Sarinah GmnI Pematangsiantar menuntut pengesahan RUU Penghapusan Kekerasan Seksual terhadap Perempuan
Suasana Aksi GMNI Kota Pematangsiantar |
Gerakan Mahasiswa Nasional Indonesia (GMNI) Kota Pematangsiantar melakukan aksi damai dengan turun kejalan dalam Memperingati 16 Hari Anti Kekerasan terhadap Perempuan. Senin (10/12/2018)
Aksi dan pawai dimulai dari sekretariat GMNI Pematangsiantar Jl. Linggar Jati menuju kantor DPR dan kantor Walikota.
Dalam aksi tersebut, mereka mendesak pemerintah untuk segera mengesahkan RUU Penghapusan Kekerasan Seksual terhadap Perempuan.
Koordinator aksi, Sarinah Vovy Panjaitan menyerukan perlawanan terhadap kekerasan seksual dan mendesak DPR untuk mengesahkan RUU Penghapusan Kekerasan Seksual terhadap Perempuan (Sarinah adalah sebutan untuk kaum perempuan di GMNI).
"Ayo kita lawan kekerasan seksual dan desak DPR sahkan RUU Penghapusan Kekerasan Seksual terhadap Perempuan" teriak kordinator aksi, Sarinah Vovy Panjaitan melalui pengeras suara.
Ia menegaskan agar anggota DPR Pematangsiantar bisa melahirkan solusi terkait problem kekerasan seksual di Pematangsiantar.
"DPR kota Pematangsiantar harus mencari solusi terhadap kekerasan seksual yang terjadi di kota ini!" Seru Sarinah Vovy seraya mempertanyakan keberadaan anggota DPRD yang tidak satupun hadir menampung aspirasi mereka.
Akhirnya, mereka memilih bergeser melakukan aksi ke kantor Walikota Pematangsiantar. Di kantor walikota, mereka masuk dengan membuka paksa pintu gerbang walikota yang ditutup.
Karena Walikota H. Hefriansyah SE. MM sedang tidak berada di tempat, trpaksa aspirasi mereka hanya diterima oleh Kabag Humas dan Protokoler Sekretariat Daerah Kota Pematangsiantar, yakni Hamam Sholeh.
Proses penandatangan aspirasi mahasiswa oleh Hamam Sholeh |
Hamam berjanji akan menyampaikan aspirasi mahasiswa kepada Walikota dan menandatangani spanduk yang diusung mahasiswa sebagai bentuk dukungan menolak kekerasan terhadap perempuan.

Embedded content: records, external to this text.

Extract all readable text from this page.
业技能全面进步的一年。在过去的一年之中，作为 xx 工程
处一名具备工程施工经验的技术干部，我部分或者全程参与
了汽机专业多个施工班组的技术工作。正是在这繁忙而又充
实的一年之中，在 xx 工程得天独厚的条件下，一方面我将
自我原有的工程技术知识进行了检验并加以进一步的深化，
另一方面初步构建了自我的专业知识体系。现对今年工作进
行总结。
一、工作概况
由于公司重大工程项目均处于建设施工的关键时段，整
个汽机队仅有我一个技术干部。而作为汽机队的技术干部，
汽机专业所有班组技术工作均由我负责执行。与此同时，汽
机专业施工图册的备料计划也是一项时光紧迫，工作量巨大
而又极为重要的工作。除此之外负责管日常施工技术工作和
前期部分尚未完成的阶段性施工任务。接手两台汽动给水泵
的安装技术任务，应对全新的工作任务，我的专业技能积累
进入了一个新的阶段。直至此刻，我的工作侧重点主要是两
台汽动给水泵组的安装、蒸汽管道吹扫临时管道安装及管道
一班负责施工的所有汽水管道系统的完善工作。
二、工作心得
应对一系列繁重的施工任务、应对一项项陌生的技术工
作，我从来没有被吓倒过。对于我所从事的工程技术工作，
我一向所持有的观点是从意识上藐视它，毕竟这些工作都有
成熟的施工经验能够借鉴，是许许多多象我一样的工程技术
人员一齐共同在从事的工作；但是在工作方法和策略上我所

Di temui di sela aksi, Sekretaris Cabang GMNI Kota Pematangsiantar, Lundu Feryanus Parhusip mengatakan kota Pematangsiantar berada pada posisi tingkat kedua paling banyak kekerasan perempuan di Sumatera Utara (Sumut), setelah Medan.
“Harapan kita pemerintah kota melalui walikota mengeluarkan peraturan yang khusus mengenai kekerasan perempuan. Karena ketika perempuan di bawah 18 tahun mengalami kekerasan, dia masuk ke perlindungan anak,” tuturnya.
Selaku kordinator aksi Sarinah Vovy berharap agar pemerintah Pematangsiantar memberi perhatian khusus terhadap masalah Kekerasan Seksual terhadap perempuan.
"Saya sangat berharap pemerintah Pematangsiantar memberi perhatian khusus terhadap masalah ini. Saya juga berharap DPRD segera membahas masalah peraturan daerah mengenai kekerasan perempuan baik pelecehan, maupun kekerasan seksual. Apalagi mengingat kota Pematangsiantar menjadi urutan ketiga kota paling toleran di Indonesia. padahal sebelumnya kota pematangsiantar berada di urutan kedua, dari penurunan ini ternyata masalah perempuan juga di perhatikan. Berarti meningkatnya masalah kekerasan yang terjadi terhadap perempuan harus diperhatikan dan sesegera mungkin dibuat solusi. Saya juga berharap Pemko kota Pematangsiantar memberi keadilan dan mendengar perempuan yang mau menyuarakan kekerasan yang dialami perempuan". Pungkasnya.